"The Hobbit", the long-awaited prequel to the "Lord of the Rings" films, finally has its main lead. Peter Jackson, who was officially announced last week as the director of the two-film epic, revealed yesterday that U.K. actor Martin Freeman will take on the role of Bilbo Baggins.
The 39-year-old actor, famous for his turn on the U.K. version of "The Office", was "born to play the role" according to Jackson. "He is intelligent, funny, surprising and brave — exactly like Bilbo and I feel incredibly proud to be able to announce that he is our Hobbit,” the director said in a statement.

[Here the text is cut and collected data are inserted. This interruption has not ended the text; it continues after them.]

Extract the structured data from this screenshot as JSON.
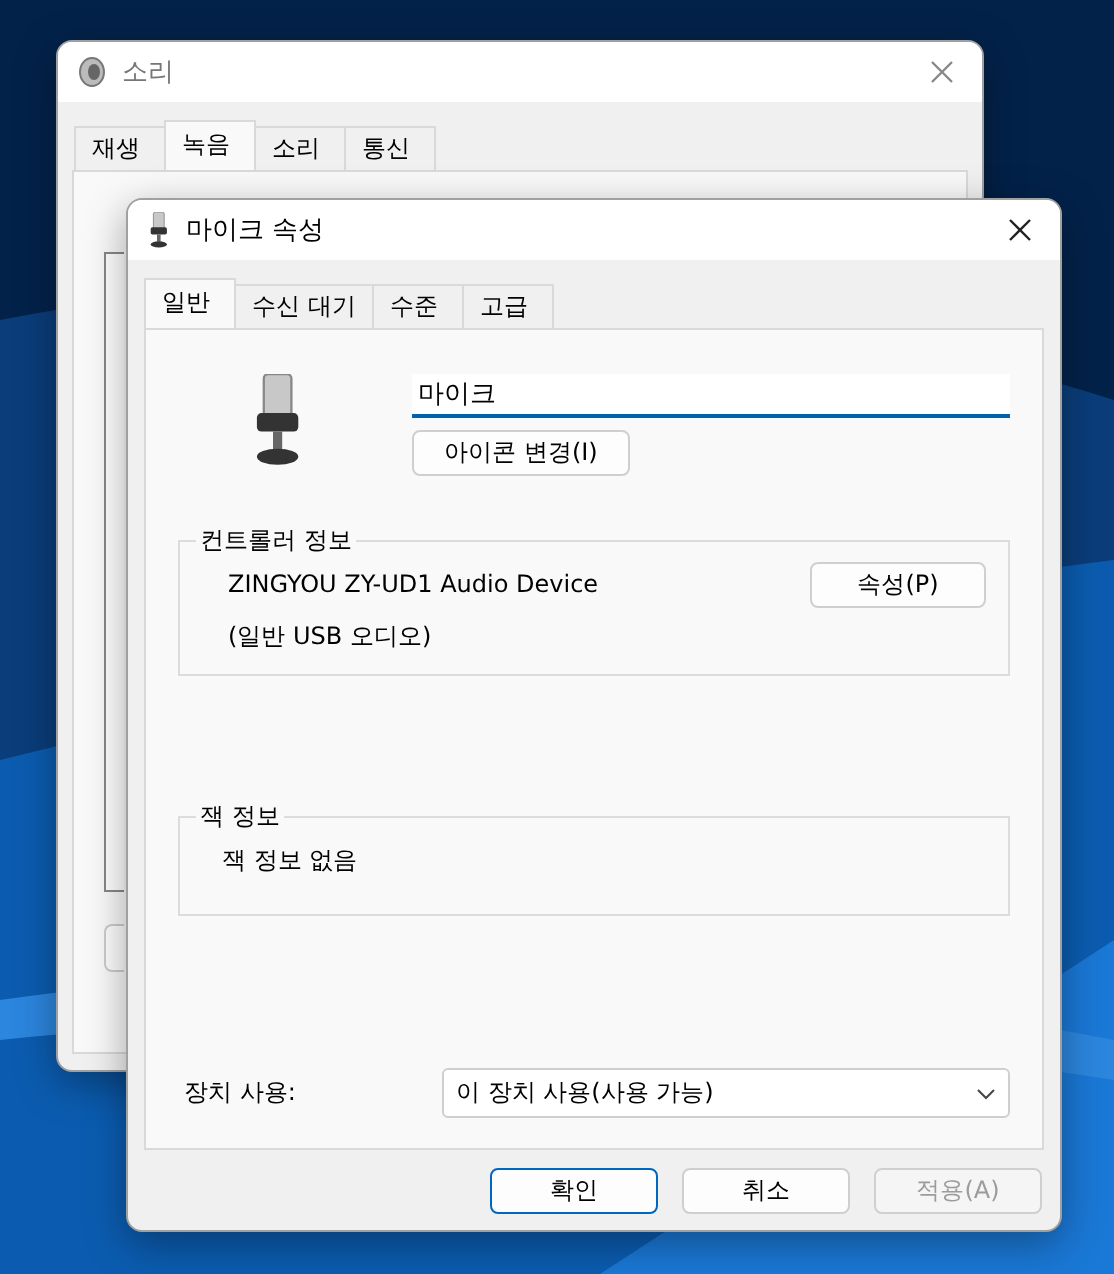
{
  "back_window": {
    "title": "소리",
    "tabs": [
      {
        "label": "재생",
        "selected": false
      },
      {
        "label": "녹음",
        "selected": true
      },
      {
        "label": "소리",
        "selected": false
      },
      {
        "label": "통신",
        "selected": false
      }
    ]
  },
  "dialog": {
    "title": "마이크 속성",
    "tabs": [
      {
        "label": "일반",
        "selected": true
      },
      {
        "label": "수신 대기",
        "selected": false
      },
      {
        "label": "수준",
        "selected": false
      },
      {
        "label": "고급",
        "selected": false
      }
    ],
    "name_field": {
      "value": "마이크"
    },
    "change_icon_button": "아이콘 변경(I)",
    "controller": {
      "heading": "컨트롤러 정보",
      "device": "ZINGYOU ZY-UD1 Audio Device",
      "type": "(일반 USB 오디오)",
      "button": "속성(P)"
    },
    "jack": {
      "heading": "잭 정보",
      "text": "잭 정보 없음"
    },
    "usage": {
      "label": "장치 사용:",
      "value": "이 장치 사용(사용 가능)"
    },
    "buttons": [
      {
        "label": "확인",
        "default": true,
        "disabled": false
      },
      {
        "label": "취소",
        "default": false,
        "disabled": false
      },
      {
        "label": "적용(A)",
        "default": false,
        "disabled": true
      }
    ]
  }
}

Of course the largest remaining question now surrounding this whole production is whether or not it will stay in New Zealand. The original "Lord of the Rings" films did wonders for tourism to the country, which boasts some of the most dramatic scenery in the world. ("National Geographic Traveler" has consistently ranked the South Island of New Zealand
as one of the best preserved and unspoiled places on Earth.)
A strike by the local actor's union over wages has forced Warner Bros to consider moving production somewhere else. It's estimated that such a loss could cost the Kiwi economy close to $1.5 billion — not to mention losses from tourism.
Reps from Warner Bros are due to arrive in the country next week to make a final decision on where to make the films, which are scheduled to start production in February for release in December 2012 and December 2013.
What do you think? Is there anywhere else in the world but New Zealand that could provide a proper setting for "The Hobbit"? Computer imagery is powerful stuff, but even digital wizards would have a hard time conjuring up enough magic to replicate what Mother Nature has done for that part of the world.